Friday, November 22, 2013

Fifty Years Ago

Fifty years ago, November 22nd … I was in my High School art class taking a clumsy stab at portraiture. I had chosen two pictures: one of JFK and the other, Abraham Lincoln. I admit now that I wasn’t doing a very good job of it… just couldn’t get it right. The school intercom interrupted, announcing that the President had been shot. His condition was unknown and that all students were to return to their home-rooms. I was stunned… if that is the right word for it… I had a knee-jerk reflex… “Nixon did it!” I said out loud and immediately sensed the ridiculousness of my accusation.
It was shock… I hadn’t been so shocked until 9/11. Some of us, myself included, were openly crying. My shock turned to grief: the sorrow was so profound. Though the impact of it was equaled by 9/11, the quality of the sorrow transcended anything I have felt since. Of course, the assassinations Robert Kennedy and Martin Luther King were significant but I had become so much more cynical by then. As a nation we were so much more innocent.
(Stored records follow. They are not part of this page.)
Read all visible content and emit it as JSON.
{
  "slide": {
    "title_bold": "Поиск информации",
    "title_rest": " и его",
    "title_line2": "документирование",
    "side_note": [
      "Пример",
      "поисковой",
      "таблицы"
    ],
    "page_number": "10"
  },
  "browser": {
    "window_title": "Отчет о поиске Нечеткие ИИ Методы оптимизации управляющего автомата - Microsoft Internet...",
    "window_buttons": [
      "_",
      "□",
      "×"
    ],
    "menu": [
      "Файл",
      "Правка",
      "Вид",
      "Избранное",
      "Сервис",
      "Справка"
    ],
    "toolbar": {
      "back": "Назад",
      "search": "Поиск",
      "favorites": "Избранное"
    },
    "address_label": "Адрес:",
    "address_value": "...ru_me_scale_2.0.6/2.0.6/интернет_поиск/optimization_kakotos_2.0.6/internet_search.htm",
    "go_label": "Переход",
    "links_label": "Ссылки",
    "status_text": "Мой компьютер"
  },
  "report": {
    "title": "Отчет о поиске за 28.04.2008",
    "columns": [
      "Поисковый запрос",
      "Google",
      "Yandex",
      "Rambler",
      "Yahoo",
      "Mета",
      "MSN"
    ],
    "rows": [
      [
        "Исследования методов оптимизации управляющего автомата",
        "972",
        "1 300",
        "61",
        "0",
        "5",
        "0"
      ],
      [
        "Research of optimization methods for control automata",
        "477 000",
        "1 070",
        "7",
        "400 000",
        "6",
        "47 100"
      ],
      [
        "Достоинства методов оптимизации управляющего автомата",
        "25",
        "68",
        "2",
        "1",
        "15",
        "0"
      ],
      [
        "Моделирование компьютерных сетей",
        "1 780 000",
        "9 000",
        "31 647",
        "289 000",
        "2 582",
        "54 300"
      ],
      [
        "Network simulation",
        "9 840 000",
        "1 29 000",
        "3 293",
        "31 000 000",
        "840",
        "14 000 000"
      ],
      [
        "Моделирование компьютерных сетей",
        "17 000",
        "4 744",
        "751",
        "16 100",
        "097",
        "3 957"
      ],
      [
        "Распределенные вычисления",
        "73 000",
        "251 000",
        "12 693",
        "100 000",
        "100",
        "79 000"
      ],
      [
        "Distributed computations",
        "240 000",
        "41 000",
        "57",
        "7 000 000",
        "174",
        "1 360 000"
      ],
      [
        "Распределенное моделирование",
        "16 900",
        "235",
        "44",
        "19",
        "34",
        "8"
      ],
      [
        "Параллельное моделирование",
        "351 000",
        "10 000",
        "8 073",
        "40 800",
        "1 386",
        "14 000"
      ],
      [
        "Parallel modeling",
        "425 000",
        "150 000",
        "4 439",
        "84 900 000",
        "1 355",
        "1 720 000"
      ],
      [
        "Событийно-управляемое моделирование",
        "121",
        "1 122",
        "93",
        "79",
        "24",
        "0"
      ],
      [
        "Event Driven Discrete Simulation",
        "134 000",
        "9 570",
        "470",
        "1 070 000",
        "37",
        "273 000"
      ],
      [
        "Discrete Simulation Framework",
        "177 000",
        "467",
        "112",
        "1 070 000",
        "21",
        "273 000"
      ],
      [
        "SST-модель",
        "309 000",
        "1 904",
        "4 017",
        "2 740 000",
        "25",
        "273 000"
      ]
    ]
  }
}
Some of the students couldn’t handle the grief and had done as I had at first, they responded with accusation. A girl at the front of the class said, “The communists did it.”
A jock opined, “No, it was a “n” that done it.”
Another said it was likely a Dixi-crat.
My grief called me out of shock, and frankly, I am most proud of my little speech I cried out from the back of the room, “He was not shot by anyone but us. We killed him with our intolerance! We killed him with our ignorance! Sure as shit it wasn’t anyone else that killed him!”
You could have heard a mouse fart it was so quiet. I had my audience so I added one more thing in my diatribe, “Now, shut the fuck up and cry for yourselves.”
I still feel that way when I hear conspiracy theories and I can’t watch the plethora of programs devoted to the subject played on TV, ad infinitum, the last week no matter how objective or sincere the production might be. Just like 9/11, ignorance propelled some of us into wild hysteria by ego-tripping A-holes. Anger and ignorance rules where sanity is abandoned. I believe it doesn’t matter who acts out in such a way as to take out a leader or smash our consciousness with extreme acts of nihilism. We will never find out exactly what happened in Dallas that day… we won’t find out for sure. There are assassinations going back to Roman times that have never been fully explained. What is most important isn’t about who did what to whom… but rather, how does our emotional response affect us and our so-called solutions? How much are we going to give up our civil liberties as a result of our anger and fears?
The world we live in today would have been unimaginable on that day in Dallas. From gun-control to the “War on Drugs”… from Homeland Security, to a simple matter of a national ID card… how much are we willing to give up when it would have been better to feel the grief and process it before running in circles like a headless chicken?